ECE2018 Poster Presentations: Diabetes, Obesity and Metabolism Diabetes (to include epidemiology, pathophysiology) (73 abstracts)
Epablican Scientific Center for Radiation Medicine and Human Ecology, Gomel, Belarus.
The results of a survey of 209 patients with Diabetes mellitus type 2 (DM 2) and 94 patients with X-syndrome were analyzed. Non-alcoholic fatty liver disease (NAFLD) is verified in 91.9% of cases with DM 2 and 83.0% with X-syndrome. Predictors that significantly influenced the development of NAFLD in X-syndrome have been identified: age (b=0.07; Exp (b)=1.07(1.02÷1.14); P<0.02); body mass index (b=0.37, Exp(b)=1.45 (1.16÷1.81), P<0.001), total cholesterol (b=0.52, Exp (b) =1.68 (1.03 ÷ 21.75), P<0.04), triglycerides (b=1.34; Exp (b)=3.81 (1.32÷11.02);P <0.02) and very low density lipoproteins b=2.60; Exp (b)=13.14 (1.31÷137.18), P<0.03).
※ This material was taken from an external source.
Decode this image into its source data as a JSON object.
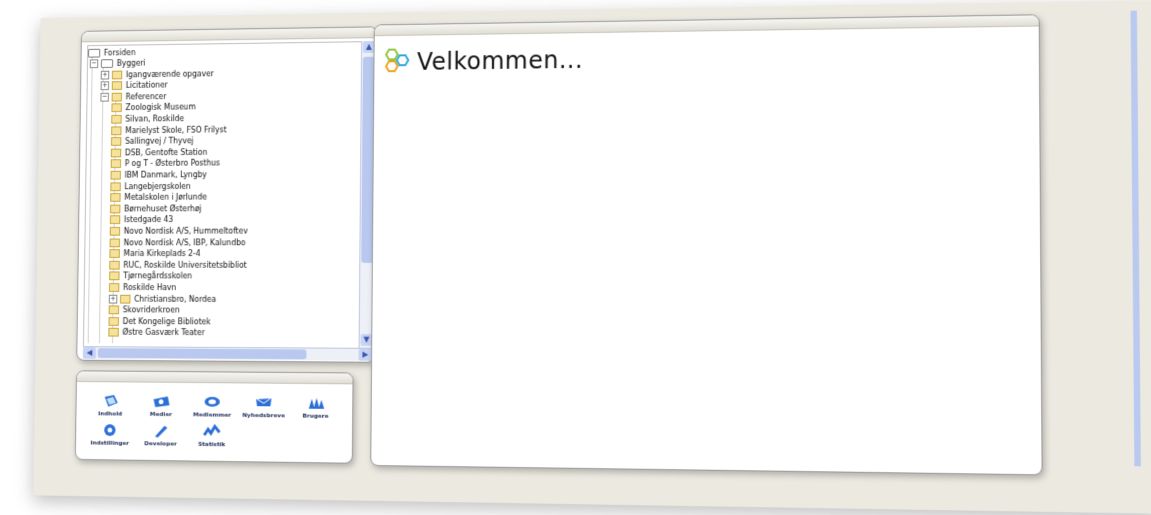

In patients with X-syndrome over the age of 30, the relative risk of developing RR (NAFLD)=4.00 and was statistically significant (95%CI=1.27÷12.60). In patients with X-syndrome and BMI above 28.08 kg/m2, the OR of the development of NAFLD 9.54 (2.54÷35.75), with total cholesterol above 5.3 mmol/l OR 4.08 (1.28÷13.05) The level of triglycerides is higher than 1.03 mmol/l OR 11.37 (1.27÷12.60). If the VLDL level is above 0.47 mmol/l OR 10.14 (1.27÷12.60). In the presence of diabetes 2, there were no significant critical values of laboratory and clinical predictors of the development of NAFLD. Therefore, patients at the time of manifestation of diabetes 2 already have severe metabolic disorders, such as NAFLD. The data cited indicate that the presence of NAFLD in the background of X-syndrome should be regarded as din from the predictors of development of diabetes 2, and the critical points of clinical and laboratory indicators, perhaps significantly below the generally accepted.